La forbice tra salari e guadagni dei Ceo alla base delle rivendicazioni del sindacato
La forbice tra salari e guadagni dei vertici è senz’altro una delle chiavi che spiega la piattaforma “aggressiva” dell’Uaw che chiede un aumento medio del 36% in quattro anni, la settimana di 32 ore e un trattamento ben migliore in materia di previdenza e sanità e si è attrezzata per una lunga stagione di scioperi con una formula inedita. Dopo le prime agitazioni in tre diversi impianti delle tre case, la lotta si è estesa a 38 stabilimenti di Gm e Stellantis, scelti con l’obiettivo di bloccare la distribuzione di parti di ricambio. L’Uaw ha voluto evitare in questa seconda tornata di punire Ford perché la casa si è presentata con proposte giudicare più dignitose rispetto ai primi contatti.

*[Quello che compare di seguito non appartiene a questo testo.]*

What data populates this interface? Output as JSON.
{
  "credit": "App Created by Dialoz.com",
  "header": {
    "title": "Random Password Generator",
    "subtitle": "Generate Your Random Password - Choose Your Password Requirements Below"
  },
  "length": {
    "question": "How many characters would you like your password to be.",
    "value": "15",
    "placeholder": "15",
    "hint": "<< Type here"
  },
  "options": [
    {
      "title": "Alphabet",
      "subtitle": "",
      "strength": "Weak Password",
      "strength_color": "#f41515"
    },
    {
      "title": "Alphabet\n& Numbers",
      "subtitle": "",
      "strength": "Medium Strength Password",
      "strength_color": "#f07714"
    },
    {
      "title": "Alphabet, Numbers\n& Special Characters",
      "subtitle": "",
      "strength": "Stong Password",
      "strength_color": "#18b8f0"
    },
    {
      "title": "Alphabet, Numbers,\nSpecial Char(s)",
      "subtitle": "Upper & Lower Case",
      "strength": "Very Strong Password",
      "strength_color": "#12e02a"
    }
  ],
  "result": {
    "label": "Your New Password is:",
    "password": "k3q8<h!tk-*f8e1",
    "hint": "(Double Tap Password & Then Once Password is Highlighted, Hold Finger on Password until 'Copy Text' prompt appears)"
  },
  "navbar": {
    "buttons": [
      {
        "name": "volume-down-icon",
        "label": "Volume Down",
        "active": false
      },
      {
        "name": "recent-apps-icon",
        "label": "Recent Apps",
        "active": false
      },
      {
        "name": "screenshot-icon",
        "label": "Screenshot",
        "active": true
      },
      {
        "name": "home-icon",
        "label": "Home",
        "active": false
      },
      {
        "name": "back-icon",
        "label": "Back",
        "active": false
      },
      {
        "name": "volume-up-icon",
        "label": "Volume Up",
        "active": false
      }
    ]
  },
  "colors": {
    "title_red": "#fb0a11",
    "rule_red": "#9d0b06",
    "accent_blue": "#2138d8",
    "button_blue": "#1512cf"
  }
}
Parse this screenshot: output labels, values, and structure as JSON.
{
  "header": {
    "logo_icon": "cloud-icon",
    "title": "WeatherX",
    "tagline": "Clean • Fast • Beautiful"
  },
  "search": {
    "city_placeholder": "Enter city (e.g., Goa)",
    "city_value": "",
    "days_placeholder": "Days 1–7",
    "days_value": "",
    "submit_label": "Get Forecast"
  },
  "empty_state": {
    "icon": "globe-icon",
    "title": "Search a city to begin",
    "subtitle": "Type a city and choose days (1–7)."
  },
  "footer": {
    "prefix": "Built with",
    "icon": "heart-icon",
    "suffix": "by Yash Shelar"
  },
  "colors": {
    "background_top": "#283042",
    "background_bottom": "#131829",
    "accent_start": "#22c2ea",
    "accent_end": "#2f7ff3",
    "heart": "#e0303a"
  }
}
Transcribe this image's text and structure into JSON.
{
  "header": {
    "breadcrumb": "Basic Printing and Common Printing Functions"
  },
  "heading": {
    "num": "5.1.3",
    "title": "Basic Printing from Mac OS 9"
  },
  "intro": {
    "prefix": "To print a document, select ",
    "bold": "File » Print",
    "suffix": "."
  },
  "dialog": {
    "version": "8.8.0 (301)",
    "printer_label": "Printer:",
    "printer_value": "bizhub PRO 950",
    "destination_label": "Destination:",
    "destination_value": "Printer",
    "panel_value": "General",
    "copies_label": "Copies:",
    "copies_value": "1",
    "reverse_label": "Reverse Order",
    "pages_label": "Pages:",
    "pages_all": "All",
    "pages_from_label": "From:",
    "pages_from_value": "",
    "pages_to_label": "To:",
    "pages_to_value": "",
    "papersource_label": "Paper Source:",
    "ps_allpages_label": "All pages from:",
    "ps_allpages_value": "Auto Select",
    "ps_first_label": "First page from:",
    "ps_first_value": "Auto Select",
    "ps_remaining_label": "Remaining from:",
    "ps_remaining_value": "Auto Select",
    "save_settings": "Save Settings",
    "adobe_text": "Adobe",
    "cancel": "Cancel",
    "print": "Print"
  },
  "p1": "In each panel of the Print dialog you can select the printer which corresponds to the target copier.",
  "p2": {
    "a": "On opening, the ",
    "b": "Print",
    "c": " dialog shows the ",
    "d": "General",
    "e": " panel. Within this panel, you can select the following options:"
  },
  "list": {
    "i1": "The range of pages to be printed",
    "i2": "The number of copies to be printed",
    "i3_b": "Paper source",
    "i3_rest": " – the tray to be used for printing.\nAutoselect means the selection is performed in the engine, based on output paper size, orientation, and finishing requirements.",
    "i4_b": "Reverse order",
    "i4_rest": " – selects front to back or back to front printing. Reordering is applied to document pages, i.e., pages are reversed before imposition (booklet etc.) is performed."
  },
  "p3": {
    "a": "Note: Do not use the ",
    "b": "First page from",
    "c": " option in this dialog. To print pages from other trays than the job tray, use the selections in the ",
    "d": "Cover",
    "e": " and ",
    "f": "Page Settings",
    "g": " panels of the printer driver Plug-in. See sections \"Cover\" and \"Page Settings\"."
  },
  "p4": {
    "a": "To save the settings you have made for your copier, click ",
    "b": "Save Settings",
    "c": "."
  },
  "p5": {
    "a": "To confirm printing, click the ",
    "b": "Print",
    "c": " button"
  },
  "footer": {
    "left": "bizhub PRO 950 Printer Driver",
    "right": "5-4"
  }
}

E Ford rinuncia all’impianto di batterie per l’auto Usa
Ma, a sorpresa, è proprio Ford ad aver inferto un colpo basso al sindacato nel giorno della visita di Biden. L’azienda ha annunciato l’intenzione di sospendere per ora la realizzazione di una fabbrica di batterie a Marshall nel Michigan. Il motivo? Le richieste del sindacato, che chiede di poter entrare anche in questi impianti. Ma anche l’ostilità dei repubblicani, che contestano l’accordo con Catl, il colosso cinese delle batterie, una sorta di cavallo di Troia per colpire le tute blu secondo le accuse di Trump. A Biden, che non ha ancora ottenuto il sostegno ufficiale del sindacato, l’onere di convincere gli operai che il passaggio all’auto elettrica, peraltro generosamente sovvenzionato, non avvenga a danno dei loro diritti.